The agency will also discontinue its Premium and Generate development funding streams in favour of a single portal for all development applications.
The changes, which will take effect on July 1, are part of a new strategic framework that chair Michael Ebeid unveiled on the first day of Screen Forever on the Gold Coast.
In his speech, Ebeid said months of reflection, targeted consultation, and the results of its industry survey, had led the agency to its new strategy. Its purpose is to “build a vibrant and viable screen industry that reflects the depth and diversity of Australia’s stories”, delivered under the pillars of Empower, Enrich, Enable, Engage and Elevate.
“At the core of our new strategic framework is a shift from measuring our activity to measuring effectiveness,” he said.
“It’s not about how many initiatives or projects we support, but about whether we’re achieving our purpose and have impact.”
Under the Enable pillar, Screen Australia will consolidate its narrative development and production funding across film, television, online, and children’s content into a single, platform-agnostic stream with unified guidelines.
Regarding production, the agency will again open its support to fund short films, eight years after it replaced its Hot Shots Short Film Fund with a proof-of-concept program.
The LOI initiative is aimed at feature projects with a budget of $5 million or less. Early career filmmakers will be able to request $500,000 or less from Screen Australia as ‘first’ funding that will then assist market attachment.
Other updates include raising the maximum eligible production budget of applications to $30 million; raising the funding threshold for online projects to support companies and practitioners focused on online/direct-to-audience; shifting from five funding deadlines per year to four; and minimising application requirements around request duplication, chain of title requirements at time of application and other statements concerning creative and market elements.
In addition to introducing one portal for applications, Screen Australia has pledged to reduce application requirements, including removing the the ‘pitch video’ requirement.

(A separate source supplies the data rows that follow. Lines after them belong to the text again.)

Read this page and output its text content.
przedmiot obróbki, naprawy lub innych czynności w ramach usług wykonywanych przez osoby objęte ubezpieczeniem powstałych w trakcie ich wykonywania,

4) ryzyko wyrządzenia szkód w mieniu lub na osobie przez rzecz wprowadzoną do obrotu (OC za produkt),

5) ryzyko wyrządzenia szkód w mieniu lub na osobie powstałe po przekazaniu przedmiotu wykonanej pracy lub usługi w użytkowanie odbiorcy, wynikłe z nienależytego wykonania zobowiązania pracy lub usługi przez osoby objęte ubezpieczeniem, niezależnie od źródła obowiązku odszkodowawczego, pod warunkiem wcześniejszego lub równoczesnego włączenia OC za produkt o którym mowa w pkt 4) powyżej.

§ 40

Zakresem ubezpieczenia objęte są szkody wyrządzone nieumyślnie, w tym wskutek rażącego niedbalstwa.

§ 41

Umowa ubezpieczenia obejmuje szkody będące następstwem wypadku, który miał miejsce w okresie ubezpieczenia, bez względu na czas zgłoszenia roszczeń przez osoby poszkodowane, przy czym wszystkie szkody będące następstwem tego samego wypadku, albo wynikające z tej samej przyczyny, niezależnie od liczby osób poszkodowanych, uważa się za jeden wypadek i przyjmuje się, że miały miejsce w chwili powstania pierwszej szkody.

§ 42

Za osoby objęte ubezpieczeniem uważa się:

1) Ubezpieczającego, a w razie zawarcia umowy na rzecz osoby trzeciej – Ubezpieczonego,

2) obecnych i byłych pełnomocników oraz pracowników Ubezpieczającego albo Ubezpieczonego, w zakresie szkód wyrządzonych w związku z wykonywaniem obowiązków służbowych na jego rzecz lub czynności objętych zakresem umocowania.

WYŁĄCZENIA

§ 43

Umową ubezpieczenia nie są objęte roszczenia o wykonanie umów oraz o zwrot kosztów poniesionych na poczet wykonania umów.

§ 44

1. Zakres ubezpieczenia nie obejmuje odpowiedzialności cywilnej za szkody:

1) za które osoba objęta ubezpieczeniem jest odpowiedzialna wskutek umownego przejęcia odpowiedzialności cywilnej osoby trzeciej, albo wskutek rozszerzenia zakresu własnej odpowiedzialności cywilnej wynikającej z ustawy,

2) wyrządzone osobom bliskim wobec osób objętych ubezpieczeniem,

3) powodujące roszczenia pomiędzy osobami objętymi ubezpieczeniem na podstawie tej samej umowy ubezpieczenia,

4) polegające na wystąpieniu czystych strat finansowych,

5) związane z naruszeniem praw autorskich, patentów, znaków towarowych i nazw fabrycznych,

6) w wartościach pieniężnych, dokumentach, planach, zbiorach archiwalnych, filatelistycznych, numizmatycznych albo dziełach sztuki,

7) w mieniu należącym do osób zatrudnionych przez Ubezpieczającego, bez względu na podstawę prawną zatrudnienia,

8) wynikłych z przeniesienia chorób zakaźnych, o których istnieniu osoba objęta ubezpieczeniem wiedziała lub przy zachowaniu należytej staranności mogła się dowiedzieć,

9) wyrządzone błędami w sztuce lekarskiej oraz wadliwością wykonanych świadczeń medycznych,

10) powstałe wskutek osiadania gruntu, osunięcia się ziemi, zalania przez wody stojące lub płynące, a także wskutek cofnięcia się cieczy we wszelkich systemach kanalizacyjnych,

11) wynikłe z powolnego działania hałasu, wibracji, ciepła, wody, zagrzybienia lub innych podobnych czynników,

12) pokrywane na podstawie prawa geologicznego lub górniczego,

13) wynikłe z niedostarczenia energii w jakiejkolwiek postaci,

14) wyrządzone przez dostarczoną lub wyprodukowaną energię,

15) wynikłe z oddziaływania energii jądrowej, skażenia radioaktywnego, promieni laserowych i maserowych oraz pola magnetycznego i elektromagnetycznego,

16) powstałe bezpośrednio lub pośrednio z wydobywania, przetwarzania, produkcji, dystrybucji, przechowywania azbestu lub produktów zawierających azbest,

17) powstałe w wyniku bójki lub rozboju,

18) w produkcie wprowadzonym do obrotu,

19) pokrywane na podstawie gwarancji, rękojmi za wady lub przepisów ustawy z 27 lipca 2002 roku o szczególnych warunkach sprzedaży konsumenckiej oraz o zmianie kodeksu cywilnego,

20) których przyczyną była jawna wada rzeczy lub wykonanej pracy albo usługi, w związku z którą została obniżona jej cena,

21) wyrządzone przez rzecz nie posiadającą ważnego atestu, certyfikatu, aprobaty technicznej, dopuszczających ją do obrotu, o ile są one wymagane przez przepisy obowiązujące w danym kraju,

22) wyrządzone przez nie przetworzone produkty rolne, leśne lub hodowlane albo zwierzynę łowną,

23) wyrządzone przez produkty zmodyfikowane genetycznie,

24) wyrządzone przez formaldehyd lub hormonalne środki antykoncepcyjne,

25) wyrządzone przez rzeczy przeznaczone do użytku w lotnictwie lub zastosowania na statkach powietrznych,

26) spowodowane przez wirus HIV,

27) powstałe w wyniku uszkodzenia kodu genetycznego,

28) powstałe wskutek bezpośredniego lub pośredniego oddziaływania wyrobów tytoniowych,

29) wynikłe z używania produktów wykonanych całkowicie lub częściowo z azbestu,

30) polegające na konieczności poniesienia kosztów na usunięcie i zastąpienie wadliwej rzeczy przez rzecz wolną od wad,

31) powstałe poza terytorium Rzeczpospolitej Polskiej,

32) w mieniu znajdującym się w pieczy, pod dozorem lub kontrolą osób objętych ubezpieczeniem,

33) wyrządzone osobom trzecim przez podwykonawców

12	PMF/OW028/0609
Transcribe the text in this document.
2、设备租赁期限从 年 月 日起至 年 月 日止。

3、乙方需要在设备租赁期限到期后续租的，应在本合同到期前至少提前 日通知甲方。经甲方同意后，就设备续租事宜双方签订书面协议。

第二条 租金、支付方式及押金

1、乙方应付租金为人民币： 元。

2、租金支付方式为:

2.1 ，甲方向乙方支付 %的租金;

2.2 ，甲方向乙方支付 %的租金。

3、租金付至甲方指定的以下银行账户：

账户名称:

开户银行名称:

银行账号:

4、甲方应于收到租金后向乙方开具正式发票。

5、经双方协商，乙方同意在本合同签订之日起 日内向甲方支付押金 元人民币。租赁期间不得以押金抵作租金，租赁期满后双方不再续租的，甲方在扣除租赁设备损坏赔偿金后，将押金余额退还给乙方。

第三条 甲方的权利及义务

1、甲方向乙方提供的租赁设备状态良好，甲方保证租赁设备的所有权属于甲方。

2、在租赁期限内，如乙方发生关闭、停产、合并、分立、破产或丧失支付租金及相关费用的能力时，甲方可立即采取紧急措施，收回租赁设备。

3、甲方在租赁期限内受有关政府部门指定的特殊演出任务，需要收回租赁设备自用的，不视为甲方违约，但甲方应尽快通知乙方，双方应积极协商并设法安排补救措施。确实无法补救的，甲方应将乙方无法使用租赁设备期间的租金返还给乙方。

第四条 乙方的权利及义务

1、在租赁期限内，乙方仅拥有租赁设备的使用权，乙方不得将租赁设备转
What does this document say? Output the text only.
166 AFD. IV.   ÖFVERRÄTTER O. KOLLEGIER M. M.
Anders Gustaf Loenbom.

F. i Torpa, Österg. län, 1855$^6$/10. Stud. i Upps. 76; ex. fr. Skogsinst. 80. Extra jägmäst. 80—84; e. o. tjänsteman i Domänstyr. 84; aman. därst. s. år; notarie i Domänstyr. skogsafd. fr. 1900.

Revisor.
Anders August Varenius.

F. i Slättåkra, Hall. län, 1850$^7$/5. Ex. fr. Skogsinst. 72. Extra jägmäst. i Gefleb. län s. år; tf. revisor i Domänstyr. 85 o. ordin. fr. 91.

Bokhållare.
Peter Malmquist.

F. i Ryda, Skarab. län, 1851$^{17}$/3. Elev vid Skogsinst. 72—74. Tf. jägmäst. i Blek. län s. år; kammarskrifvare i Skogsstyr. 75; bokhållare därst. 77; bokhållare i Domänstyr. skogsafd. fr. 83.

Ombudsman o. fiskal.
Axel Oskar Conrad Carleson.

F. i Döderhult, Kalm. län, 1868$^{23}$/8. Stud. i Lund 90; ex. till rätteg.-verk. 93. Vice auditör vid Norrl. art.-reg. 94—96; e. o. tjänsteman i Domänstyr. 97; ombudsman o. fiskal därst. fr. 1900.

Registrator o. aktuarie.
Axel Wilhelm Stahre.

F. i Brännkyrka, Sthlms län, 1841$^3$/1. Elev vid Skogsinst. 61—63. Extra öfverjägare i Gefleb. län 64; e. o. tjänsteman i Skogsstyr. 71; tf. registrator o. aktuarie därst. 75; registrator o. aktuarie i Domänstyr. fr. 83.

It will also support applicants with templates for required application documents and implement an audience-first and platform-agnostic assessment lens.
The new system replaces the Premium and Generate funding strands, introduced in 2018, which separated higher budget projects from established screen content makers from lower budget projects from emerging talent, or experienced talent wanting to take creative risks.
As to whether the development funding update could have a detrimental impact on support for new and emerging practitioners, Screen Australia director of narrative content Louise Gough told a Screen Forever panel that “anyone can create audience-first work”.
“There is great traction in earlier career stories, whether in genre, for example, that may have the opportunity – and everything’s execution dependent naturally – to reach a really broad audience,” she said.
“The generate and premium [funding] always came out of the same pot, and in all of our assessment criteria, and the way that the staff work, we look for diversity of slate. Screen Australia is not a producer, production company or commissioner, but we very much, through our criteria, look at the diversity of projects that Screen Australia is putting development money into, whether that’s state, audience being served, scale of work, or geography of the filmmaking team.”